Originally posted March 2012 on the Richfield Reaper
Photo by David Anderson, Associate Editor, The Richfield Reaper
A pair of visitors spent most of last week at the Richfield Public Library.
The Bureau of Land Management loaned casts of two animals from the age of the dinosaurs. One was a Diabloceratops, a relation of the Triceratops, whose species and skull were discovered in the Grand Staircase-Escalante National Monument in 2002.
The word Diablo was incorporated into the dinosaur’s species name in reference to the animal’s horns, similar to some depictions of the devil.
The other was from a Deinosuchus hatcheri, which was basically a 36-foot long crocodile with armor plating on its back.
“There are two Tyrannosaur fossils in existence that have supercroc bite marks on their fossil bones,” said Robin Davis, librarian.
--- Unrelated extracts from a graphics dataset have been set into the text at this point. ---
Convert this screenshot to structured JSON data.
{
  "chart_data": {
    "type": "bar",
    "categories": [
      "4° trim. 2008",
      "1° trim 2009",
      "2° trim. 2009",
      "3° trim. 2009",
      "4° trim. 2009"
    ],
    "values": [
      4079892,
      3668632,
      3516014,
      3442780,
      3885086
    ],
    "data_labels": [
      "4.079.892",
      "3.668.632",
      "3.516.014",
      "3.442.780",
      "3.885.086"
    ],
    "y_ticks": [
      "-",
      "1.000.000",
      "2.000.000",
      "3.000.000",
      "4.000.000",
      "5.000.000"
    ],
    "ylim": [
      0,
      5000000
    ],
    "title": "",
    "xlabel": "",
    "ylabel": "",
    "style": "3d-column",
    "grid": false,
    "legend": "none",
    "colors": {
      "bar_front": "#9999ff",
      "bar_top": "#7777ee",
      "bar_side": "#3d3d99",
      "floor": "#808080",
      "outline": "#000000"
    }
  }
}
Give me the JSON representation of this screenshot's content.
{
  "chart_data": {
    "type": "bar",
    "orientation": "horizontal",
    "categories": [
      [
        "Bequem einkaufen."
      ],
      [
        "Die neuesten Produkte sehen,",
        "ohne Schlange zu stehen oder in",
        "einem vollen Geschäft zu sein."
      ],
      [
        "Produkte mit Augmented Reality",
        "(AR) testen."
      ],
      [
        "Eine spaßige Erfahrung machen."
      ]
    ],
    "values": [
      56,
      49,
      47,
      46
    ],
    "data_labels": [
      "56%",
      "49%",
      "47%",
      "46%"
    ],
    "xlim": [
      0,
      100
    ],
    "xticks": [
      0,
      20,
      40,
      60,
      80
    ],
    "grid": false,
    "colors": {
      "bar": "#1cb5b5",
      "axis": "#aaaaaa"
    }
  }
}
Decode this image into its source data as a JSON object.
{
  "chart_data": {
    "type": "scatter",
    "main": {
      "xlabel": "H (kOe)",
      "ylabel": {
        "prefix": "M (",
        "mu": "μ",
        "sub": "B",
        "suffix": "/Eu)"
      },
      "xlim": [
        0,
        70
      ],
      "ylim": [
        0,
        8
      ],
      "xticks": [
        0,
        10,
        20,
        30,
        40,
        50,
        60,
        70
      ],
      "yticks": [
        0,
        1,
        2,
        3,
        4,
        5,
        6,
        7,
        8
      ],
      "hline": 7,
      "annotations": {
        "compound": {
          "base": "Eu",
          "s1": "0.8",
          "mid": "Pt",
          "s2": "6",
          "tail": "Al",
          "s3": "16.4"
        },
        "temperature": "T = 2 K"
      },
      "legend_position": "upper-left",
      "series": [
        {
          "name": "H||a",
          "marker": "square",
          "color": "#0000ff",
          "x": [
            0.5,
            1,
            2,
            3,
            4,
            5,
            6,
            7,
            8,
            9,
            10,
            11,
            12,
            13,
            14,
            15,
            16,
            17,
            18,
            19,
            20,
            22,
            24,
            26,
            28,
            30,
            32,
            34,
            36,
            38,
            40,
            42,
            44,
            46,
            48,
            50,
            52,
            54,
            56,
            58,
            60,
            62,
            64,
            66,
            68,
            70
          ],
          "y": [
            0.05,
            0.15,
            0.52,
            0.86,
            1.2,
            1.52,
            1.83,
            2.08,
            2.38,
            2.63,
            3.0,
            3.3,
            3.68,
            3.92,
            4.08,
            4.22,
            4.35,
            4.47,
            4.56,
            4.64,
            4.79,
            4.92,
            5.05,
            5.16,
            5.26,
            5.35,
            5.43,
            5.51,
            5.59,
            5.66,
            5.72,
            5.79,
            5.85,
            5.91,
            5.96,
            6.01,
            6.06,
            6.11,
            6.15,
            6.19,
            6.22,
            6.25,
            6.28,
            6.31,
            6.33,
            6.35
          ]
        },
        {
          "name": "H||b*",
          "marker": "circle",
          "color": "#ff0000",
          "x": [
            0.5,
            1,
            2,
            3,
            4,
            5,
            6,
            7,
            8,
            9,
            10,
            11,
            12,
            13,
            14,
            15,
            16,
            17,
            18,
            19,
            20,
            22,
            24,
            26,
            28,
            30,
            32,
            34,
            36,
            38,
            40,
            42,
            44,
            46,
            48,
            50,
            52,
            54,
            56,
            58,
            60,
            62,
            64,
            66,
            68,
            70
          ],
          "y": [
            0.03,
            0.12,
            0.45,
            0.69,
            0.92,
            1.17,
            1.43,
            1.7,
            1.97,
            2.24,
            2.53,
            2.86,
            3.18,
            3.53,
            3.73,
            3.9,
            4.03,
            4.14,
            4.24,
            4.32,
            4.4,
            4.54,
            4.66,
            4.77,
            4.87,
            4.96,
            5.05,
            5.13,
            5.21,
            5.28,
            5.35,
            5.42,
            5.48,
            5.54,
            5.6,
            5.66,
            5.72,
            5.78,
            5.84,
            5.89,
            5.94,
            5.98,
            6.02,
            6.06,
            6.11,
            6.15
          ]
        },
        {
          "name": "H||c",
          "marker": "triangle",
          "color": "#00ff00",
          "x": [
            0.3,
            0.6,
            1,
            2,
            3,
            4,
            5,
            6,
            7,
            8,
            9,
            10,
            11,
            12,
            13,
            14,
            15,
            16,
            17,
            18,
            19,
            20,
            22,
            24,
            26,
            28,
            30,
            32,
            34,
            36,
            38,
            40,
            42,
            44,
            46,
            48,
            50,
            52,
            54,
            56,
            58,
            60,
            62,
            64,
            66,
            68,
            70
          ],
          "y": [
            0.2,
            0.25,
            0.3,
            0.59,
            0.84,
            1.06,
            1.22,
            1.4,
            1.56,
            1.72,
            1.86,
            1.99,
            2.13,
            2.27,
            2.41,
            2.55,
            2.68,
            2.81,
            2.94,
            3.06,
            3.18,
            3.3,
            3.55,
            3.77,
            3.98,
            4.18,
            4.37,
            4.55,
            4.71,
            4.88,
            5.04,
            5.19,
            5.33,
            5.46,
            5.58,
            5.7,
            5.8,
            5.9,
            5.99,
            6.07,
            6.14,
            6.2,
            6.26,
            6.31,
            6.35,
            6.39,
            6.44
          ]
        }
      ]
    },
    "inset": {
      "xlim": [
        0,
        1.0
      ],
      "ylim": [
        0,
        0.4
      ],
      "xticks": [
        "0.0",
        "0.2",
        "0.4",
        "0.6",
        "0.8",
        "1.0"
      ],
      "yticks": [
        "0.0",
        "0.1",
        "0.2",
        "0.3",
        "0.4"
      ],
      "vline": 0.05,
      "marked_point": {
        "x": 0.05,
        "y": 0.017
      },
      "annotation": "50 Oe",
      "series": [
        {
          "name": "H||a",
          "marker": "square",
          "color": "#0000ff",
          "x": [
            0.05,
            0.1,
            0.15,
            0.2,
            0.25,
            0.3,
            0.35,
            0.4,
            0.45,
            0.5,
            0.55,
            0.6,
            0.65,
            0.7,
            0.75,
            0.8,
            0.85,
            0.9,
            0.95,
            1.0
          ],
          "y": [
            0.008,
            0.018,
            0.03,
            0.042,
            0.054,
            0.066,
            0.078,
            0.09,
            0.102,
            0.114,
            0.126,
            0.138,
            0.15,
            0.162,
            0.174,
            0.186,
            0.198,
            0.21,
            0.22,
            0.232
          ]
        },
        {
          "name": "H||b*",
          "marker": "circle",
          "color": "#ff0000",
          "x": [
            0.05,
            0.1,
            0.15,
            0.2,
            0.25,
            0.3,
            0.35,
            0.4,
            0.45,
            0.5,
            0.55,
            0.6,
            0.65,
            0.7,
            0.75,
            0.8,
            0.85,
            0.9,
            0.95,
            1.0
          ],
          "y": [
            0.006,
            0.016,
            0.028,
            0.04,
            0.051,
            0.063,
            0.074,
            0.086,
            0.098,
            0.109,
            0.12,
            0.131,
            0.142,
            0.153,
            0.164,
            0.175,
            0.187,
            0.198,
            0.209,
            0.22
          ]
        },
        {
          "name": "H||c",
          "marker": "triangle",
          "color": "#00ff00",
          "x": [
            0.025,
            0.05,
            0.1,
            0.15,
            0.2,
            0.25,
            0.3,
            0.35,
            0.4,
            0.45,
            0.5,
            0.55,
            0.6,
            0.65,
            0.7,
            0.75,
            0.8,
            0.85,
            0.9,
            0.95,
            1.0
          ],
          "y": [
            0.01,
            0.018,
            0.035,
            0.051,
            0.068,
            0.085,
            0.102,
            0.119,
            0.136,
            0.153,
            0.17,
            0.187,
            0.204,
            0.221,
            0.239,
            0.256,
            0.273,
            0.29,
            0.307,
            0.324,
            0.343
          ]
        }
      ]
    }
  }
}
Yellow tape on the floor of the library was used to illustrate how long the predator is estimated to have been — some 36 feet.
The arrival of the skulls was marked with a presentation by BLM rangers March 12.
“Seventy kids and parents came to the ranger talk,” Davis said. The supercroc was estimated to have lived in the Grand Staircase-Escalante National Monument area approximately 65 million years ago.
The skull from which the cast was created was found on the Kaiparowits Plateau, and measured nearly 6 feet long. The display of the two skulls was concluded Friday.
Caption: Nayvee Hart looks into the ancient jaws of a Deinosuchus hatcheri Friday afternoon. Nayvee, a daughter of Nachelle Begay and Matt Hart, Richfield, was at the Richfield Public Library for story time, which included games and stories related to both the giant crocodile and St. Patrick’s Day.